Joey Pigza has problems sitting still and focusing. It’s just the way he’s “wired”: he has an excess of energy and he just can’t focus. Unfortunately, that tends to get him in trouble, especially in school. That is, until one day when he accidentally hurts another student with scissors. Then he’s sent to a “special ed” (ugh) school in order to figure out how to behave better. Which not only involves getting Joey the right medication, but als teaching him how to focus so he can learn.

Honestly? I wanted to smack the adults in the book. I guess my parenting style is “let them be who they are” which I suppose doesn’t always translate well into strict social situations, but HONESTLY. I know Joey has ADHD, and couldn’t focus, and it was a medical condition that was interfering with his learning, but I wanted to shake every single adult that told him to sit still and be “normal”. NORMAL? Really?

But Joey, I felt so bad for him.
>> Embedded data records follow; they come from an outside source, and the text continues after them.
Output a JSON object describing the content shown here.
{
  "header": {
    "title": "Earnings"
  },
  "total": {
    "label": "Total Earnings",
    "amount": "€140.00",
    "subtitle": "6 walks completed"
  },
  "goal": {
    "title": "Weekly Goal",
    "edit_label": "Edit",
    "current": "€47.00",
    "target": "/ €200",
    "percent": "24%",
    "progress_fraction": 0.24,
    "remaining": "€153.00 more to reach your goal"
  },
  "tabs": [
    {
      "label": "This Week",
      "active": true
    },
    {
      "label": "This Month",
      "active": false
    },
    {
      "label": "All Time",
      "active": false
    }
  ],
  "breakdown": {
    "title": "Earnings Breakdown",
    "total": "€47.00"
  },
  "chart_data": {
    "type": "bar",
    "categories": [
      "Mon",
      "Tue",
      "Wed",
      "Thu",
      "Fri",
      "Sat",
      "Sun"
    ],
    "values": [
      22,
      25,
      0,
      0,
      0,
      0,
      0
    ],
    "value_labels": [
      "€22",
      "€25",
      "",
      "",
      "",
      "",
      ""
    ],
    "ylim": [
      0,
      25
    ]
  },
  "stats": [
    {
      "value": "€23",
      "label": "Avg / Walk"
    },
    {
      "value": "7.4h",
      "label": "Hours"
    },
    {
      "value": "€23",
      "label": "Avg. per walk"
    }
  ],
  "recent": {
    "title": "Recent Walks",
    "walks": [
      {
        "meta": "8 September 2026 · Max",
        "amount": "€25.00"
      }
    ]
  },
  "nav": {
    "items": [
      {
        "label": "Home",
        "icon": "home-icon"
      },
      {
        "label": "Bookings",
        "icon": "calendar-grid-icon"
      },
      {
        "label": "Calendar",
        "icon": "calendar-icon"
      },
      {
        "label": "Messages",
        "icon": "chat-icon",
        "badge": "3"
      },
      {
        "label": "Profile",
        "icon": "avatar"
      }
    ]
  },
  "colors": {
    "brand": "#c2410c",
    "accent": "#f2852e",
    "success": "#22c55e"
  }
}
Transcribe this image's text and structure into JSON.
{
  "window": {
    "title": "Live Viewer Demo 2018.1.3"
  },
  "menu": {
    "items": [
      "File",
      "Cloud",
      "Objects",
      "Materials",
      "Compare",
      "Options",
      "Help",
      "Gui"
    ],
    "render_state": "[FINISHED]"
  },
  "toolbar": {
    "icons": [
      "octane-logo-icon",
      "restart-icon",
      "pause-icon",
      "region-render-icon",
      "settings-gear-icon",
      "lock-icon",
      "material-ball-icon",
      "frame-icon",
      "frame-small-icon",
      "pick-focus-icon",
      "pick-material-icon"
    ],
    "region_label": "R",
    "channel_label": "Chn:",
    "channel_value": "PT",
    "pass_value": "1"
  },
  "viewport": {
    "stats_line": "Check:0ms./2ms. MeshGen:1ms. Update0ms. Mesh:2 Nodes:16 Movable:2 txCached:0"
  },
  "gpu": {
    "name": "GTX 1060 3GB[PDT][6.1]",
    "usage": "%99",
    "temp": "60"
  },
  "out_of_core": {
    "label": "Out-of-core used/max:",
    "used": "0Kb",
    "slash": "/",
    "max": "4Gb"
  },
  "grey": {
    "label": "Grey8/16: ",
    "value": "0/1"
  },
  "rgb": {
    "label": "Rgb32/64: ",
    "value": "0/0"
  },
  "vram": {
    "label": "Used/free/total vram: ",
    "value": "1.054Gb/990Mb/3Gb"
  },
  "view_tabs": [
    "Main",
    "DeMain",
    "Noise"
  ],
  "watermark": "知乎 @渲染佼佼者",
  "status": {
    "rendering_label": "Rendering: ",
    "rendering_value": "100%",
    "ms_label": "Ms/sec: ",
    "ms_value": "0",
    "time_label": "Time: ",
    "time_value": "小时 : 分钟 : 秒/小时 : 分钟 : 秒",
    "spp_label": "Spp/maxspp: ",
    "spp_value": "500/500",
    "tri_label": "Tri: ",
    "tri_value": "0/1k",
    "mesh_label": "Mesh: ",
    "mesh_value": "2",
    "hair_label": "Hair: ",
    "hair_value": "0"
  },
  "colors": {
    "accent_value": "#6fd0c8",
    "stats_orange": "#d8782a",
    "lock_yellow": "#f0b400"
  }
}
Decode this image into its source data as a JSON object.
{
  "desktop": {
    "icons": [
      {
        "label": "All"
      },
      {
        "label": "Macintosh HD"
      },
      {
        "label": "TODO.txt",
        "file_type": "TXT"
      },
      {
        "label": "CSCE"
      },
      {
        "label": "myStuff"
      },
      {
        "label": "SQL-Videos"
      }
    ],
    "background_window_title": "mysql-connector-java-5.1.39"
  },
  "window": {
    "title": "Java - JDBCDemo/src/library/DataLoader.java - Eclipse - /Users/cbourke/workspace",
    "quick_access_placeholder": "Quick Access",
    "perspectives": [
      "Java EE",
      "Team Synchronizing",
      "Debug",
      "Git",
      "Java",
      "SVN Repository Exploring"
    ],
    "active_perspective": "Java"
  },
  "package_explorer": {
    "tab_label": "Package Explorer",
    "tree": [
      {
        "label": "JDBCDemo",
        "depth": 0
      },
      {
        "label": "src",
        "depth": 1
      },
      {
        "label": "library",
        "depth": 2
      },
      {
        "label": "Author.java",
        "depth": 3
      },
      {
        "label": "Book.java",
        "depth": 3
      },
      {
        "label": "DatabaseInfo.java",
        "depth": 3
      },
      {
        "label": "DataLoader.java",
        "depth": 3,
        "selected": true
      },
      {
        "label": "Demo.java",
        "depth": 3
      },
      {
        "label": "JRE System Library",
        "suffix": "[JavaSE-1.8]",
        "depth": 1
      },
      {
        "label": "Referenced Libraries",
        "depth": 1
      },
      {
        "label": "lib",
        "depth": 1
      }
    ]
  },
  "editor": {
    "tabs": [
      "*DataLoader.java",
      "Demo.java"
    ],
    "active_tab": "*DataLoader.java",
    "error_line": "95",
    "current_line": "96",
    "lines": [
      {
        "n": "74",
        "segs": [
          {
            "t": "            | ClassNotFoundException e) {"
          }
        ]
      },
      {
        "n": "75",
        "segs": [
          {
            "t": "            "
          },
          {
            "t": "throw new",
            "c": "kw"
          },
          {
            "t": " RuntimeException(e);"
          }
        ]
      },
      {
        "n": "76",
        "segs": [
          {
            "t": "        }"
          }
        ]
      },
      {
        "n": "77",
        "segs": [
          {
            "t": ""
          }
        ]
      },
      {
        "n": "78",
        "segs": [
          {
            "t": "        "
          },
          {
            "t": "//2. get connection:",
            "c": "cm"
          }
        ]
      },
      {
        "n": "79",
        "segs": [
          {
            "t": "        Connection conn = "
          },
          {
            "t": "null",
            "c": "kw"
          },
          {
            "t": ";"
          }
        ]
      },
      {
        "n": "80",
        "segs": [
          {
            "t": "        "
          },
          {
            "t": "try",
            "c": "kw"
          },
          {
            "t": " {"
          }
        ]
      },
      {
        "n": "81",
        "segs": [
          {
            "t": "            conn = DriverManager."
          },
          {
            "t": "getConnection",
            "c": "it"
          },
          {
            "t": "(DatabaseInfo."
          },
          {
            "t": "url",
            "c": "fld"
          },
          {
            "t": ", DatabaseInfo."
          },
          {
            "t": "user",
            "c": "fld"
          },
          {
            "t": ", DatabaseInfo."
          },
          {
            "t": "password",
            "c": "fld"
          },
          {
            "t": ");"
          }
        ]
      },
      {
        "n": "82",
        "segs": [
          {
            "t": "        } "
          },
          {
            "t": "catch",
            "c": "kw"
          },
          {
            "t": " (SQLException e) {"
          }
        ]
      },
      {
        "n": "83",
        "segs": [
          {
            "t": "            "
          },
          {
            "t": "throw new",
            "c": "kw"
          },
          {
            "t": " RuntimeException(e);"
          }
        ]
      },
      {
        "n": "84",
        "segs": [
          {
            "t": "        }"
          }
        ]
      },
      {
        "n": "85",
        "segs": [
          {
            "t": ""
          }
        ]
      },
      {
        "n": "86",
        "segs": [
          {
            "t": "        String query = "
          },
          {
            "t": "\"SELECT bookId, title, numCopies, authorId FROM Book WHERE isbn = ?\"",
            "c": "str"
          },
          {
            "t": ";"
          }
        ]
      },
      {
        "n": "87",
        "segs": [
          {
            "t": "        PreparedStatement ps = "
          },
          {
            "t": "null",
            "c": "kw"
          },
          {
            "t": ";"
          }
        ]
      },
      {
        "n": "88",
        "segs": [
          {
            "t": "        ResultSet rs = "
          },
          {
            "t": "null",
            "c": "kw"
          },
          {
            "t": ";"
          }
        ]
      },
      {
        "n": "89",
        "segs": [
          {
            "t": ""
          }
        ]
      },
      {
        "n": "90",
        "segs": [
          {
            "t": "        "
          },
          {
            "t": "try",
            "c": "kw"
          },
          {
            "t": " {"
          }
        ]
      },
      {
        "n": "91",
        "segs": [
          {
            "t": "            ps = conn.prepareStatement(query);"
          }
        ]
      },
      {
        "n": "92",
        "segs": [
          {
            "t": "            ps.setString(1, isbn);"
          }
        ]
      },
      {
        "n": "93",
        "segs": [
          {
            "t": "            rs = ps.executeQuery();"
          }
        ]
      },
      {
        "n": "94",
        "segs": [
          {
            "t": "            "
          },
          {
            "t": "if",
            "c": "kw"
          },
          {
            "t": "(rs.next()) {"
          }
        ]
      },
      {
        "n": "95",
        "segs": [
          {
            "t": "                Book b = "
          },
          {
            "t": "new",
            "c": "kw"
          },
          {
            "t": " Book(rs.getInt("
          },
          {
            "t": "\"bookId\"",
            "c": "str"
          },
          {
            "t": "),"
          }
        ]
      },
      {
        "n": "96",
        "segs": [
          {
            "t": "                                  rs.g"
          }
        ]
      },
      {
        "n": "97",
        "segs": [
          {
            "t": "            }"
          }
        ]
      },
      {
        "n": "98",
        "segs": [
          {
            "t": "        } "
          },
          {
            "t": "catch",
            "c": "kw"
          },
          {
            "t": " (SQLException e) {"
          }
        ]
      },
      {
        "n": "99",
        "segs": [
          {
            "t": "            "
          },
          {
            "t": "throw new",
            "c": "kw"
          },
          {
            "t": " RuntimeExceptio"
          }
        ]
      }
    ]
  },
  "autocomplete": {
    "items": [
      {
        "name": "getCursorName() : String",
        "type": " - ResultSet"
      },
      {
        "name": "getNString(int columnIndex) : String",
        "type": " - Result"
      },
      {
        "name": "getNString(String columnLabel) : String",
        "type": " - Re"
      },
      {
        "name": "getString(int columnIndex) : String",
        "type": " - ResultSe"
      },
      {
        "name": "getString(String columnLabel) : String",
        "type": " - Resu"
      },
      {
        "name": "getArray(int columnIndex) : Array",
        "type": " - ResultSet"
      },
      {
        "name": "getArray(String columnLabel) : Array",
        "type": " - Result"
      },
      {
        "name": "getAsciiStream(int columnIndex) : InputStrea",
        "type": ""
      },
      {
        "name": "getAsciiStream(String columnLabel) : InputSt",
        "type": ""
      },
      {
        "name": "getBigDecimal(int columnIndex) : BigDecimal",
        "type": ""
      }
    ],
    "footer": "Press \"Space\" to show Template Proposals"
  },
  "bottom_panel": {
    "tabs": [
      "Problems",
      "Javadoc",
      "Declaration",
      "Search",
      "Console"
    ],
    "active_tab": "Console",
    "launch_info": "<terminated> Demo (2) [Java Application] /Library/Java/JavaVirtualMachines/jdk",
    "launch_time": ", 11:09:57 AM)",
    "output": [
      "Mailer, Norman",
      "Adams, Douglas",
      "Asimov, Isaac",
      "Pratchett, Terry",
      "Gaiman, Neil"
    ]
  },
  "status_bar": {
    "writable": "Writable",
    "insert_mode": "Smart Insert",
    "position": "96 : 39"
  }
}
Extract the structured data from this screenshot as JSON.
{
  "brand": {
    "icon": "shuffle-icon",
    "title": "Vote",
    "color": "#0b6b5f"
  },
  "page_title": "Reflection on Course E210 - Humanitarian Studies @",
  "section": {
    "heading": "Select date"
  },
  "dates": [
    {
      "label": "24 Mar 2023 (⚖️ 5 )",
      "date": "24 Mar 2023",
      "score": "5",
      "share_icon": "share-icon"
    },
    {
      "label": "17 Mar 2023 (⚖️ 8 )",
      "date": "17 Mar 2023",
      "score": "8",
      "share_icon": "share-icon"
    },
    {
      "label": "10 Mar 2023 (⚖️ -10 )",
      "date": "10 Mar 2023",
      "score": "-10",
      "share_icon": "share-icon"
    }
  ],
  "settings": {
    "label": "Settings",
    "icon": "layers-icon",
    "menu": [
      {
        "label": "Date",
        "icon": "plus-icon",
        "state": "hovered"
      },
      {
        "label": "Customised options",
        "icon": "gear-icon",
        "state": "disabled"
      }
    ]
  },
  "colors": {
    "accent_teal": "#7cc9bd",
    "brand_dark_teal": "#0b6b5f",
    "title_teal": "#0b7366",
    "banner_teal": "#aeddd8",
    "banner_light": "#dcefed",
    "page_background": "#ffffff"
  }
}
His mother abandoned him (but came back), his grandmother was abusive, his teachers were impatient with him… he just needed some time, some caring, and some attention to help him focus. Okay, so maybe there’s a lot of class issues in this one as well: they were lower class — his mom worked at a salon — and so she didn’t have the time to sit at home and interact with him in ways that he needed. And his diet of candy and fast food also is a class thing. Maybe I’m reading too much into this one, but there’s a lot to unpack about class there, I think. And bad adulting. And about kids with ADHD.

All this from a lower-end middle grade book. Go figure.